Now, you may wonder why I'm talking about this! But it turns out that this way of looking at reality was only really discovered at the beginning of the 19th century - by the philosopher Hegel. He was an idealist, so of course, he only dealt in ideas and thoughts. He wasn't a scientist or a physicist. But he found out that thoughts were never fixed. They always developed. And he found out that they developed in a very similar way to what I've been talking about matter interacting. You get oscillations. You get them interacting and therefore are in little periods of a peak of something happening. And can you get several coming together, which can cause such a cataclysm, that it jumps out of its usual level and into a new level. And the names that came to be associated with these - the biggest we call an emergence or revolution. And the small ones we might call crises or just changes. Now, Hegel was only talking about ideas in people's heads. But he had a follower, called Karl Marx, who was primarily a historian who studied the development of societies. And he realised in looking in detail at past societies, that the same changes took place at the social level. You could get things that were oscillating, things that were coming together to cause crises. And occasionally - but very, very rarely - you could get them all getting in step, and causing a really big bang - a revolution. And Marx began to use these categories not about individual things, but about development itself, and his change to the science or philosophy was named after him: Marxism.

Now perhaps surprisingly, though the world is full of people who call themselves Marxists, I've never met one who actually takes this particular view. So I'm a Marxist who disagrees with pretty well all other Marxists. The problem is of course, that neither Marx nor even Lenin, took the philosophy beyond a certain level of reality. Marx never, in fact, investigated any of the sciences. He called his conclusions from his investigations, when applied to society, an image of "scientific socialism", but what he meant by science isn't the same as what the scientists talk about when they do physics, or chemistry, or biology. It's not the same at all. What I think he meant was that he knew objectively that the way he was approaching reality was sound. His ideas did reflect reality as is. But when he claimed to be scientific, all scientists disagreed, because it's not what they do.

But of course, there is a possibility of Marxism becoming scientifically-based. It was never done by Marx. And though Lenin made a very profound addition to it, late in the century - sufficient to be able to lead the Russians to a revolution - a social revolution wasn't the last word by any means. And when I look at Marxism, in my time, it seems there was three key steps towards the nature of reality. Hegel's, Marx's, and Lenin's. But since then, I'm afraid, not a lot has been achieved. And yet the world is full of political groups who are sure they know Marxism, and thus how to explain the world. But the very number of them tells you that they don't explain the world - aspects of it certainly are analysable by their means, but because they don't take the dialectical side of dialectical materialism, as it really is - concerning the importance of change, and particularly the emergence of the wholly new, they don't get anywhere. Because you cannot explain the wholly new in terms of lower levels, you can't do it. That's why physics isn't like Marxism. It believes that you can explain all higher levels in terms of lower levels, exclusively. And it's not true.

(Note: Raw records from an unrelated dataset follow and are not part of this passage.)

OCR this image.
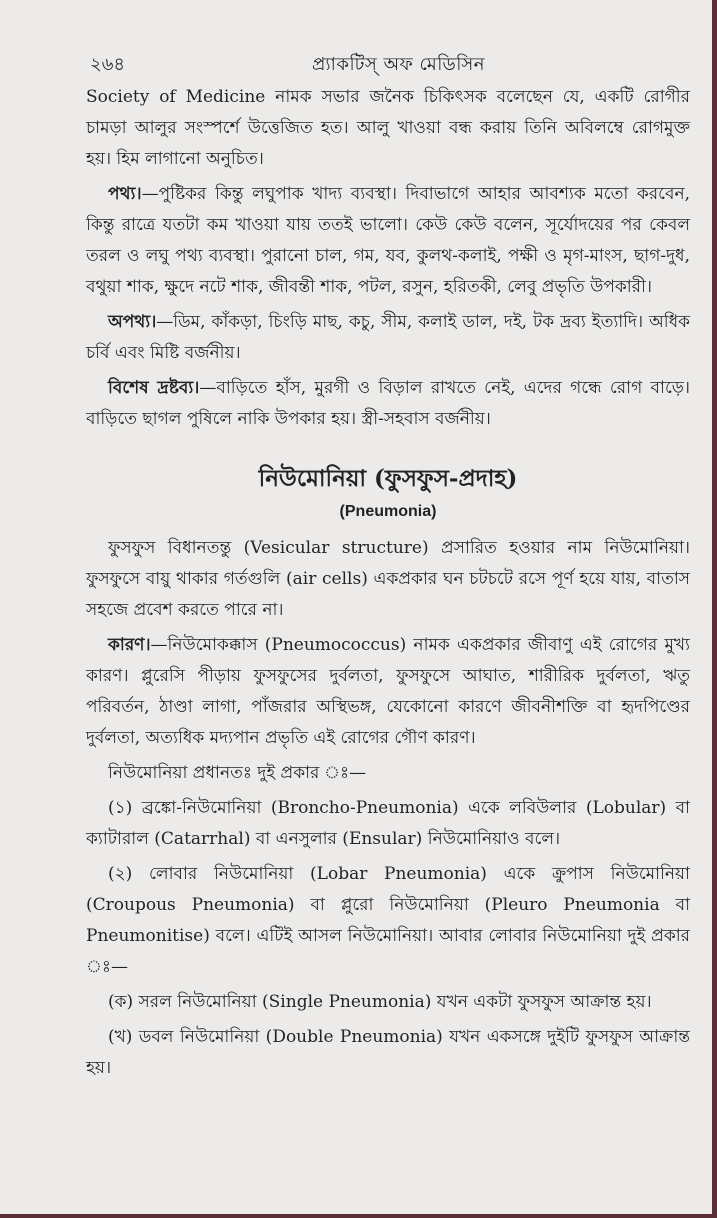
২৬৪	প্র্যাকটিস্ অফ মেডিসিন

Society of Medicine নামক সভার জনৈক চিকিৎসক বলেছেন যে, একটি রোগীর চামড়া আলুর সংস্পর্শে উত্তেজিত হত। আলু খাওয়া বন্ধ করায় তিনি অবিলম্বে রোগমুক্ত হয়। হিম লাগানো অনুচিত।

পথ্য।—পুষ্টিকর কিন্তু লঘুপাক খাদ্য ব্যবস্থা। দিবাভাগে আহার আবশ্যক মতো করবেন, কিন্তু রাত্রে যতটা কম খাওয়া যায় ততই ভালো। কেউ কেউ বলেন, সূর্যোদয়ের পর কেবল তরল ও লঘু পথ্য ব্যবস্থা। পুরানো চাল, গম, যব, কুলথ-কলাই, পক্ষী ও মৃগ-মাংস, ছাগ-দুধ, বথুয়া শাক, ক্ষুদে নটে শাক, জীবন্তী শাক, পটল, রসুন, হরিতকী, লেবু প্রভৃতি উপকারী।

অপথ্য।—ডিম, কাঁকড়া, চিংড়ি মাছ, কচু, সীম, কলাই ডাল, দই, টক দ্রব্য ইত্যাদি। অধিক চর্বি এবং মিষ্টি বর্জনীয়।

বিশেষ দ্রষ্টব্য।—বাড়িতে হাঁস, মুরগী ও বিড়াল রাখতে নেই, এদের গন্ধে রোগ বাড়ে। বাড়িতে ছাগল পুষিলে নাকি উপকার হয়। স্ত্রী-সহবাস বর্জনীয়।

নিউমোনিয়া (ফুসফুস-প্রদাহ)
(Pneumonia)

ফুসফুস বিধানতন্তু (Vesicular structure) প্রসারিত হওয়ার নাম নিউমোনিয়া। ফুসফুসে বায়ু থাকার গর্তগুলি (air cells) একপ্রকার ঘন চটচটে রসে পূর্ণ হয়ে যায়, বাতাস সহজে প্রবেশ করতে পারে না।

কারণ।—নিউমোকক্কাস (Pneumococcus) নামক একপ্রকার জীবাণু এই রোগের মুখ্য কারণ। প্লুরেসি পীড়ায় ফুসফুসের দুর্বলতা, ফুসফুসে আঘাত, শারীরিক দুর্বলতা, ঋতু পরিবর্তন, ঠাণ্ডা লাগা, পাঁজরার অস্থিভঙ্গ, যেকোনো কারণে জীবনীশক্তি বা হৃদপিণ্ডের দুর্বলতা, অত্যধিক মদ্যপান প্রভৃতি এই রোগের গৌণ কারণ।

নিউমোনিয়া প্রধানতঃ দুই প্রকার ঃ—

(১) ব্রঙ্কো-নিউমোনিয়া (Broncho-Pneumonia) একে লবিউলার (Lobular) বা ক্যাটারাল (Catarrhal) বা এনসুলার (Ensular) নিউমোনিয়াও বলে।

(২) লোবার নিউমোনিয়া (Lobar Pneumonia) একে ক্রুপাস নিউমোনিয়া (Croupous Pneumonia) বা প্লুরো নিউমোনিয়া (Pleuro Pneumonia বা Pneumonitise) বলে। এটিই আসল নিউমোনিয়া। আবার লোবার নিউমোনিয়া দুই প্রকার ঃ—

(ক) সরল নিউমোনিয়া (Single Pneumonia) যখন একটা ফুসফুস আক্রান্ত হয়।

(খ) ডবল নিউমোনিয়া (Double Pneumonia) যখন একসঙ্গে দুইটি ফুসফুস আক্রান্ত হয়।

What surprises me (and probably surprises you) is that this approach to philosophy, which you would have expected to have been developed many years ago, at least a century ago, is actually new. It hasn't been developed until this work, in what is embodied in what I have been writing, in the last 16 years. And most of that crucial work didn't really get to the nitty gritty, but it did lead, in the middle of 2022, to me beginning to ask the question, what is the nature of reality itself? What are the mechanisms, dynamics of its development and changes, that can explain what has arisen, from what was seemingly inert matter, over billions of years?